Elle influe sur la santé autant qu’elle révèle les identités culturelles, elle est tributaire des ressources qu’offre la planète et du travail des hommes : de l’environnement jusqu’à nos assiettes, l’alimentation est une affaire d’équilibre…
Des semis de blé à la baguette du boulanger, des champs d’avocatiers du Mexique aux étals de nos marchés, de l’abeille au pot de miel, l’alimentation constitue l’une des composantes d’un large système environnemental, englobant bien d’autres dynamiques que celles qui la lient de manière évidente à l’agriculture.
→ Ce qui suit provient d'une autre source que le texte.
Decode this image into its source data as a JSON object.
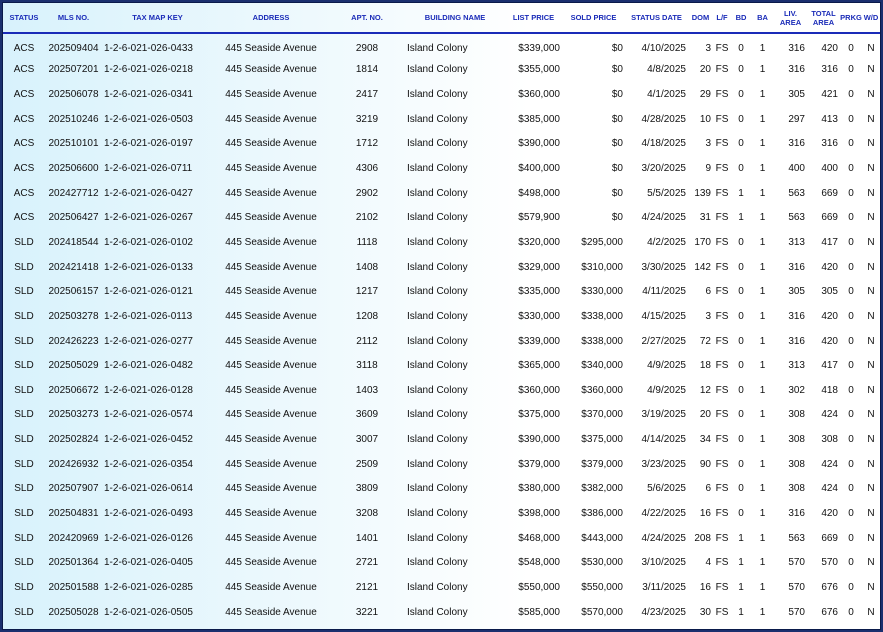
{
  "columns": [
    {
      "key": "status",
      "label": "STATUS"
    },
    {
      "key": "mls",
      "label": "MLS NO."
    },
    {
      "key": "tmk",
      "label": "TAX MAP KEY"
    },
    {
      "key": "address",
      "label": "ADDRESS"
    },
    {
      "key": "apt",
      "label": "APT. NO."
    },
    {
      "key": "building",
      "label": "BUILDING NAME"
    },
    {
      "key": "list_price",
      "label": "LIST PRICE"
    },
    {
      "key": "sold_price",
      "label": "SOLD PRICE"
    },
    {
      "key": "status_date",
      "label": "STATUS DATE"
    },
    {
      "key": "dom",
      "label": "DOM"
    },
    {
      "key": "lf",
      "label": "L/F"
    },
    {
      "key": "bd",
      "label": "BD"
    },
    {
      "key": "ba",
      "label": "BA"
    },
    {
      "key": "liv_area",
      "label": "LIV. AREA"
    },
    {
      "key": "total_area",
      "label": "TOTAL AREA"
    },
    {
      "key": "prkg",
      "label": "PRKG"
    },
    {
      "key": "wd",
      "label": "W/D"
    }
  ],
  "rows": [
    [
      "ACS",
      "202509404",
      "1-2-6-021-026-0433",
      "445 Seaside Avenue",
      "2908",
      "Island Colony",
      "$339,000",
      "$0",
      "4/10/2025",
      "3",
      "FS",
      "0",
      "1",
      "316",
      "420",
      "0",
      "N"
    ],
    [
      "ACS",
      "202507201",
      "1-2-6-021-026-0218",
      "445 Seaside Avenue",
      "1814",
      "Island Colony",
      "$355,000",
      "$0",
      "4/8/2025",
      "20",
      "FS",
      "0",
      "1",
      "316",
      "316",
      "0",
      "N"
    ],
    [
      "ACS",
      "202506078",
      "1-2-6-021-026-0341",
      "445 Seaside Avenue",
      "2417",
      "Island Colony",
      "$360,000",
      "$0",
      "4/1/2025",
      "29",
      "FS",
      "0",
      "1",
      "305",
      "421",
      "0",
      "N"
    ],
    [
      "ACS",
      "202510246",
      "1-2-6-021-026-0503",
      "445 Seaside Avenue",
      "3219",
      "Island Colony",
      "$385,000",
      "$0",
      "4/28/2025",
      "10",
      "FS",
      "0",
      "1",
      "297",
      "413",
      "0",
      "N"
    ],
    [
      "ACS",
      "202510101",
      "1-2-6-021-026-0197",
      "445 Seaside Avenue",
      "1712",
      "Island Colony",
      "$390,000",
      "$0",
      "4/18/2025",
      "3",
      "FS",
      "0",
      "1",
      "316",
      "316",
      "0",
      "N"
    ],
    [
      "ACS",
      "202506600",
      "1-2-6-021-026-0711",
      "445 Seaside Avenue",
      "4306",
      "Island Colony",
      "$400,000",
      "$0",
      "3/20/2025",
      "9",
      "FS",
      "0",
      "1",
      "400",
      "400",
      "0",
      "N"
    ],
    [
      "ACS",
      "202427712",
      "1-2-6-021-026-0427",
      "445 Seaside Avenue",
      "2902",
      "Island Colony",
      "$498,000",
      "$0",
      "5/5/2025",
      "139",
      "FS",
      "1",
      "1",
      "563",
      "669",
      "0",
      "N"
    ],
    [
      "ACS",
      "202506427",
      "1-2-6-021-026-0267",
      "445 Seaside Avenue",
      "2102",
      "Island Colony",
      "$579,900",
      "$0",
      "4/24/2025",
      "31",
      "FS",
      "1",
      "1",
      "563",
      "669",
      "0",
      "N"
    ],
    [
      "SLD",
      "202418544",
      "1-2-6-021-026-0102",
      "445 Seaside Avenue",
      "1118",
      "Island Colony",
      "$320,000",
      "$295,000",
      "4/2/2025",
      "170",
      "FS",
      "0",
      "1",
      "313",
      "417",
      "0",
      "N"
    ],
    [
      "SLD",
      "202421418",
      "1-2-6-021-026-0133",
      "445 Seaside Avenue",
      "1408",
      "Island Colony",
      "$329,000",
      "$310,000",
      "3/30/2025",
      "142",
      "FS",
      "0",
      "1",
      "316",
      "420",
      "0",
      "N"
    ],
    [
      "SLD",
      "202506157",
      "1-2-6-021-026-0121",
      "445 Seaside Avenue",
      "1217",
      "Island Colony",
      "$335,000",
      "$330,000",
      "4/11/2025",
      "6",
      "FS",
      "0",
      "1",
      "305",
      "305",
      "0",
      "N"
    ],
    [
      "SLD",
      "202503278",
      "1-2-6-021-026-0113",
      "445 Seaside Avenue",
      "1208",
      "Island Colony",
      "$330,000",
      "$338,000",
      "4/15/2025",
      "3",
      "FS",
      "0",
      "1",
      "316",
      "420",
      "0",
      "N"
    ],
    [
      "SLD",
      "202426223",
      "1-2-6-021-026-0277",
      "445 Seaside Avenue",
      "2112",
      "Island Colony",
      "$339,000",
      "$338,000",
      "2/27/2025",
      "72",
      "FS",
      "0",
      "1",
      "316",
      "420",
      "0",
      "N"
    ],
    [
      "SLD",
      "202505029",
      "1-2-6-021-026-0482",
      "445 Seaside Avenue",
      "3118",
      "Island Colony",
      "$365,000",
      "$340,000",
      "4/9/2025",
      "18",
      "FS",
      "0",
      "1",
      "313",
      "417",
      "0",
      "N"
    ],
    [
      "SLD",
      "202506672",
      "1-2-6-021-026-0128",
      "445 Seaside Avenue",
      "1403",
      "Island Colony",
      "$360,000",
      "$360,000",
      "4/9/2025",
      "12",
      "FS",
      "0",
      "1",
      "302",
      "418",
      "0",
      "N"
    ],
    [
      "SLD",
      "202503273",
      "1-2-6-021-026-0574",
      "445 Seaside Avenue",
      "3609",
      "Island Colony",
      "$375,000",
      "$370,000",
      "3/19/2025",
      "20",
      "FS",
      "0",
      "1",
      "308",
      "424",
      "0",
      "N"
    ],
    [
      "SLD",
      "202502824",
      "1-2-6-021-026-0452",
      "445 Seaside Avenue",
      "3007",
      "Island Colony",
      "$390,000",
      "$375,000",
      "4/14/2025",
      "34",
      "FS",
      "0",
      "1",
      "308",
      "308",
      "0",
      "N"
    ],
    [
      "SLD",
      "202426932",
      "1-2-6-021-026-0354",
      "445 Seaside Avenue",
      "2509",
      "Island Colony",
      "$379,000",
      "$379,000",
      "3/23/2025",
      "90",
      "FS",
      "0",
      "1",
      "308",
      "424",
      "0",
      "N"
    ],
    [
      "SLD",
      "202507907",
      "1-2-6-021-026-0614",
      "445 Seaside Avenue",
      "3809",
      "Island Colony",
      "$380,000",
      "$382,000",
      "5/6/2025",
      "6",
      "FS",
      "0",
      "1",
      "308",
      "424",
      "0",
      "N"
    ],
    [
      "SLD",
      "202504831",
      "1-2-6-021-026-0493",
      "445 Seaside Avenue",
      "3208",
      "Island Colony",
      "$398,000",
      "$386,000",
      "4/22/2025",
      "16",
      "FS",
      "0",
      "1",
      "316",
      "420",
      "0",
      "N"
    ],
    [
      "SLD",
      "202420969",
      "1-2-6-021-026-0126",
      "445 Seaside Avenue",
      "1401",
      "Island Colony",
      "$468,000",
      "$443,000",
      "4/24/2025",
      "208",
      "FS",
      "1",
      "1",
      "563",
      "669",
      "0",
      "N"
    ],
    [
      "SLD",
      "202501364",
      "1-2-6-021-026-0405",
      "445 Seaside Avenue",
      "2721",
      "Island Colony",
      "$548,000",
      "$530,000",
      "3/10/2025",
      "4",
      "FS",
      "1",
      "1",
      "570",
      "570",
      "0",
      "N"
    ],
    [
      "SLD",
      "202501588",
      "1-2-6-021-026-0285",
      "445 Seaside Avenue",
      "2121",
      "Island Colony",
      "$550,000",
      "$550,000",
      "3/11/2025",
      "16",
      "FS",
      "1",
      "1",
      "570",
      "676",
      "0",
      "N"
    ],
    [
      "SLD",
      "202505028",
      "1-2-6-021-026-0505",
      "445 Seaside Avenue",
      "3221",
      "Island Colony",
      "$585,000",
      "$570,000",
      "4/23/2025",
      "30",
      "FS",
      "1",
      "1",
      "570",
      "676",
      "0",
      "N"
    ]
  ]
}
Ce point de vue est au cœur de « l’évaluation Nexus » commanditée par l’Ipbes1 en 2021, qui a invité plus de 130 scientifiques du monde entier à se prononcer sur les liens entre biodiversité, eau, alimentation et santé dans le contexte du réchauffement climatique.
Chercheur en écologie au laboratoire Chrono-environnement, Patrick Giraudoux est l’un des rédacteurs principaux du chapitre d’ouverture d’un rapport qui promet d’être épais, et dont la publication est prévue pour décembre 2024. « Fidèle à la philosophie de l’Ipbes, l’expertise se fait en lien avec la société. L’évaluation se construit par étapes, donnant la possibilité aux citoyens du monde entier de participer à la réflexion, et plaçant les scientifiques dans l’obligation de répondre à chacun de leurs questionnements. » Plus de 800 commentaires apparaissent ainsi en marge du seul chapitre 1 dans sa première version !
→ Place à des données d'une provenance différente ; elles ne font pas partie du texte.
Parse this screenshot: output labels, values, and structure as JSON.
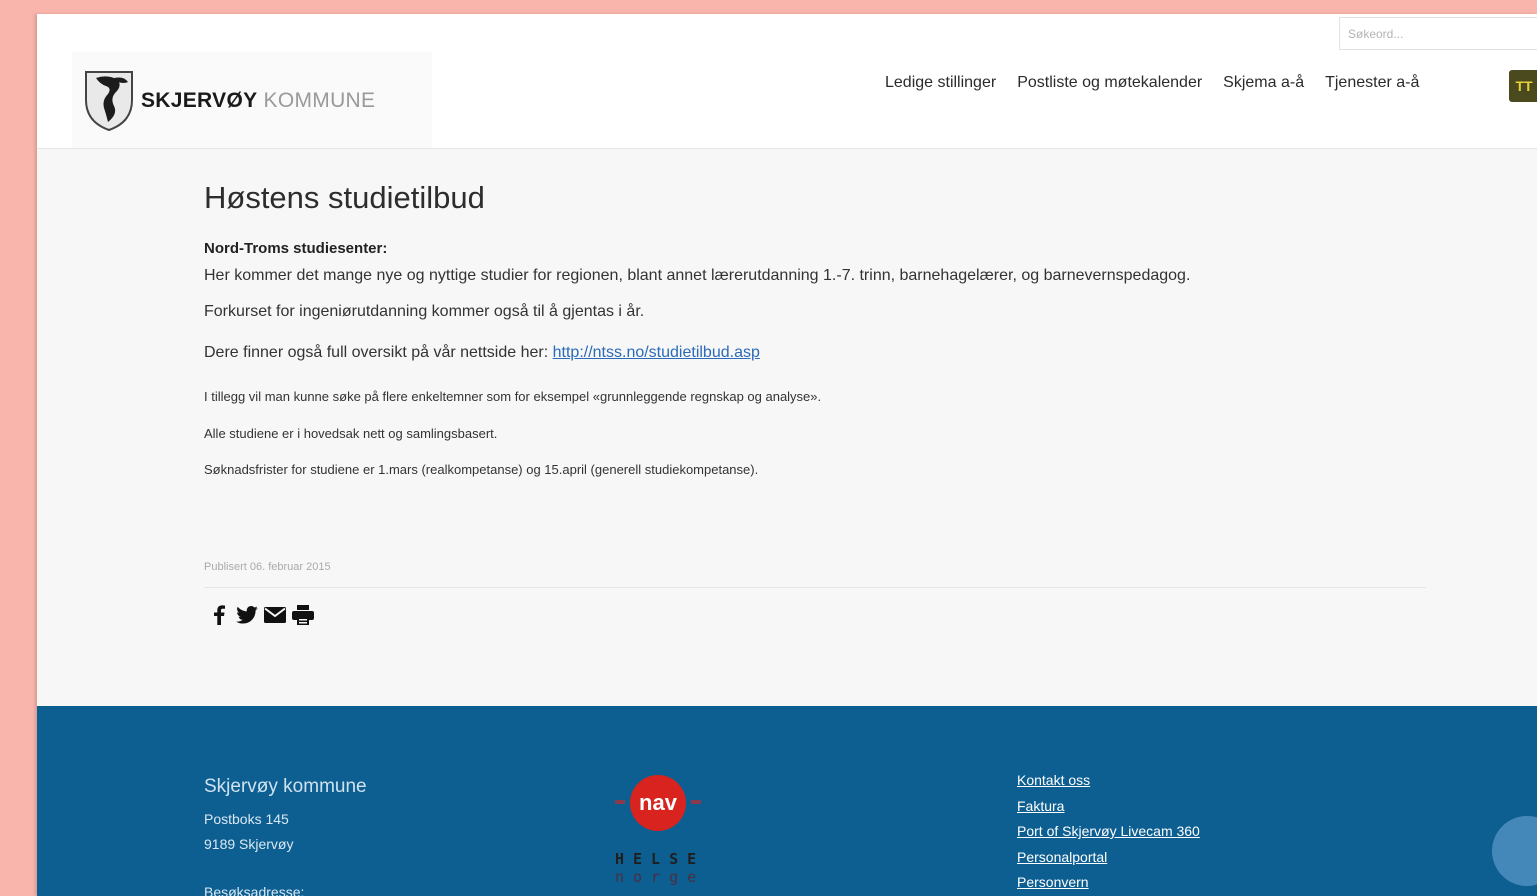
{
  "header": {
    "search_placeholder": "Søkeord...",
    "brand_bold": "SKJERVØY",
    "brand_light": "KOMMUNE",
    "nav": [
      {
        "label": "Ledige stillinger"
      },
      {
        "label": "Postliste og møtekalender"
      },
      {
        "label": "Skjema a-å"
      },
      {
        "label": "Tjenester a-å"
      }
    ],
    "nav_button_glyph": "ТT"
  },
  "article": {
    "title": "Høstens studietilbud",
    "subheading": "Nord-Troms studiesenter:",
    "para1": "Her kommer det mange nye og nyttige studier for regionen, blant annet lærerutdanning 1.-7. trinn, barnehagelærer, og barnevernspedagog.",
    "para2": "Forkurset for ingeniørutdanning kommer også til å gjentas i år.",
    "para3_prefix": "Dere finner også full oversikt på vår nettside her: ",
    "para3_link": "http://ntss.no/studietilbud.asp",
    "para4": "I tillegg vil man kunne søke på flere enkeltemner som for eksempel «grunnleggende regnskap og analyse».",
    "para5": "Alle studiene er i hovedsak nett og samlingsbasert.",
    "para6": "Søknadsfrister for studiene er 1.mars (realkompetanse) og 15.april (generell studiekompetanse).",
    "published": "Publisert 06. februar 2015",
    "share_icons": [
      "facebook-icon",
      "twitter-icon",
      "email-icon",
      "print-icon"
    ]
  },
  "footer": {
    "name": "Skjervøy kommune",
    "address1": "Postboks 145",
    "address2": "9189 Skjervøy",
    "address3": "Besøksadresse:",
    "nav_logo_text": "nav",
    "helse_line1": "HELSE",
    "helse_line2": "norge",
    "links": [
      {
        "label": "Kontakt oss"
      },
      {
        "label": "Faktura"
      },
      {
        "label": "Port of Skjervøy Livecam 360"
      },
      {
        "label": "Personalportal"
      },
      {
        "label": "Personvern"
      }
    ],
    "accent_color": "#0d5f92"
  }
}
En attendant la publication de l’évaluation qui fournira des outils aux décideurs d’une bonne partie de la planète, Patrick Giraudoux donne des exemples d’équilibres fragiles entre alimentation et environnement. Il rappelle que la culture intensive du maïs nécessite beaucoup d’eau : si la céréale fournit de la nourriture au bétail à la base de la production de viande de boucherie, elle capte des ressources en eau et en terres directement à déduire des disponibilités pour d’autres usages, pour d’autres productions alimentaires destinées à la consommation humaine directe ou pour le bon fonctionnement des écosystèmes, dans un contexte où l’eau commence à manquer.
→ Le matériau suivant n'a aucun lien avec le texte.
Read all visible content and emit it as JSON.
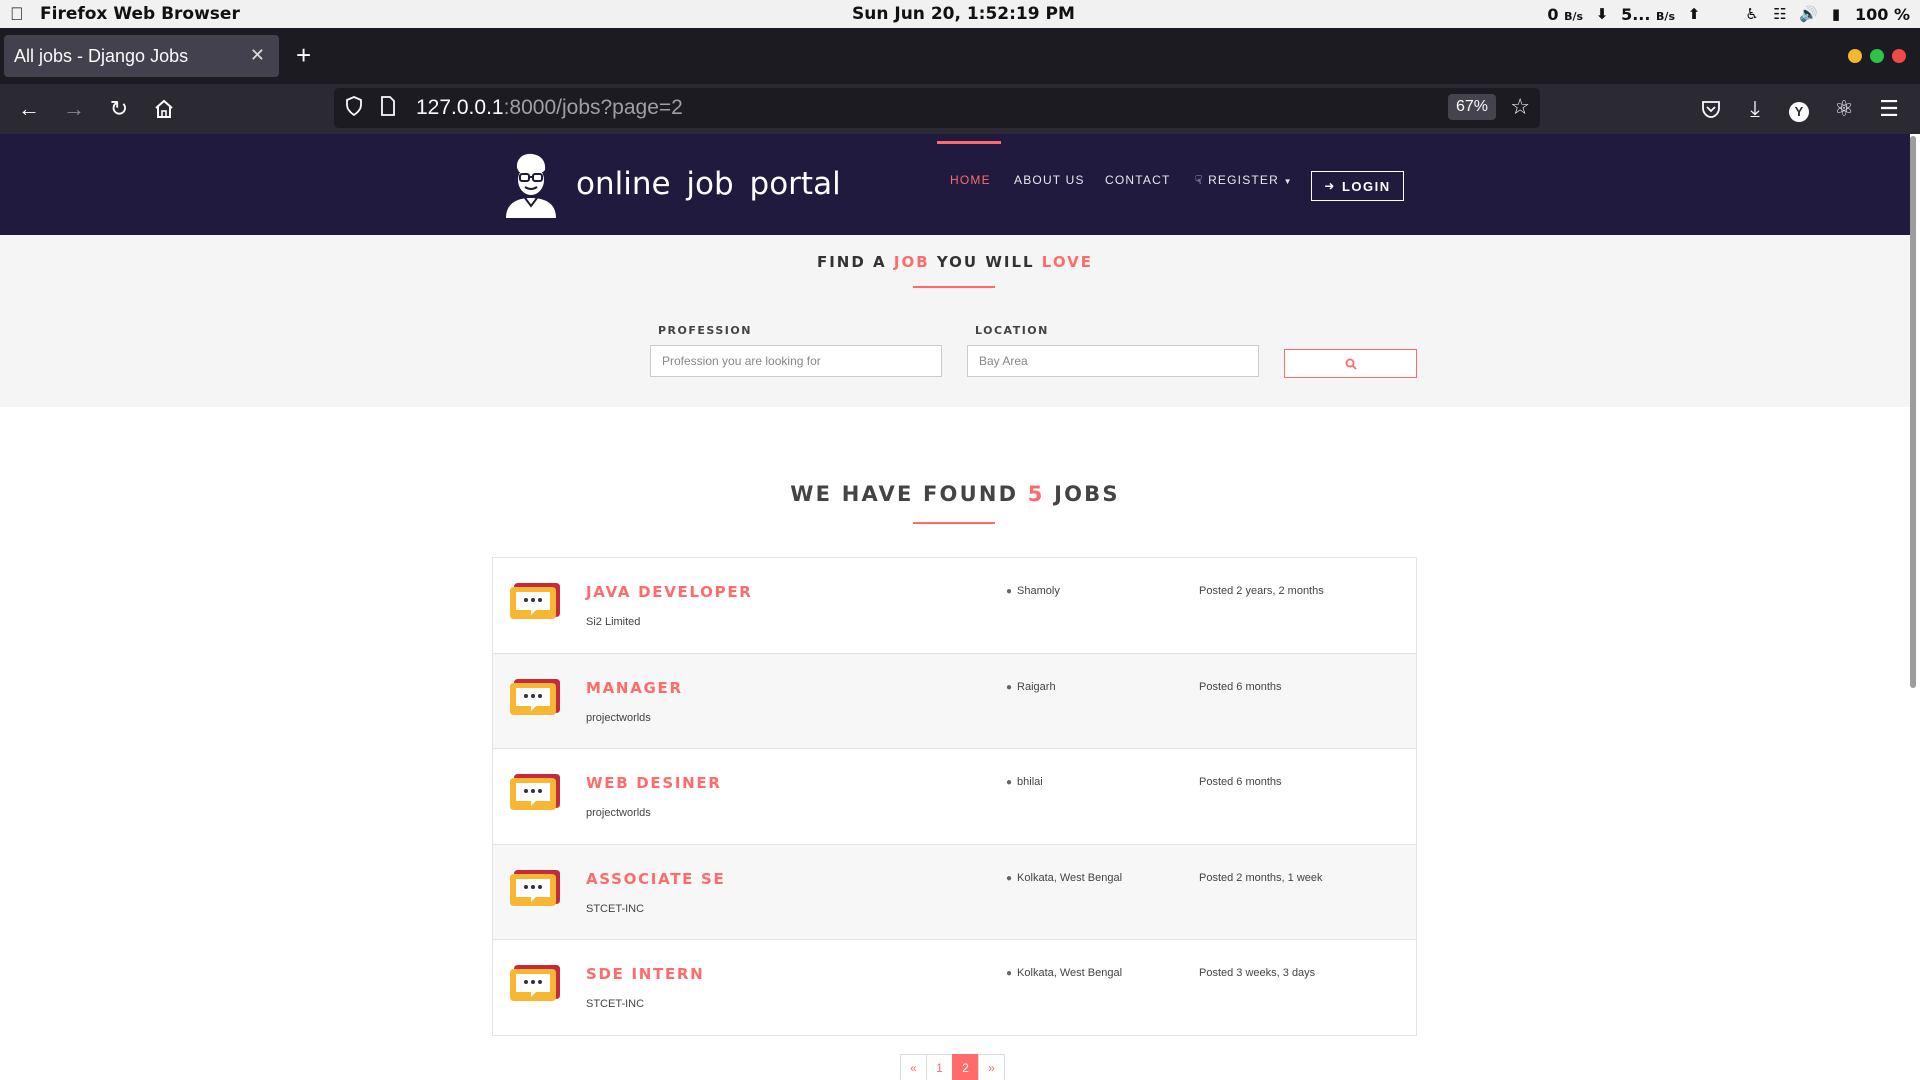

Un exemple plus spécifique et local concerne le déficit de pollinisation du cassis, responsable d’une forte baisse de rendement des baies noires et de la production de leurs produits dérivés. « Le cassis est pollinisé principalement par de petites abeilles solitaires et des bourdons, dont le nombre accuse une chute vertigineuse, de l’ordre de 95 % dans les champs de Bourgogne entre 1981 et 2018. »2
Des pollinisateurs décimés par les pesticides et en raison de la destruction de leurs habitats, un chiffre témoignant très concrètement de la sévérité de l’effondrement des populations d’insectes, et de ses conséquences directes sur nos capacités de production alimentaire. « Dans un système riche, un pollinisateur temporairement défaillant est susceptible d’être remplacé par un autre, dont les facultés sont à ce moment-là meilleures. La perte de diversité crée des systèmes de plus en plus instables et vulnérables, explique le chercheur. Pour réussir à nourrir la planète sans créer des déséquilibres qui seront à terme fatals, il est nécessaire de produire autrement. »
Patrick Giraudoux mise sur des démarches telles que l’agroécologie, qui fait peu à peu les preuves de sa pertinence grâce des méthodes comme le mélange des espèces ou la rotation des cultures, efficaces pour les rendements et à moindre préjudice pour l’environnement.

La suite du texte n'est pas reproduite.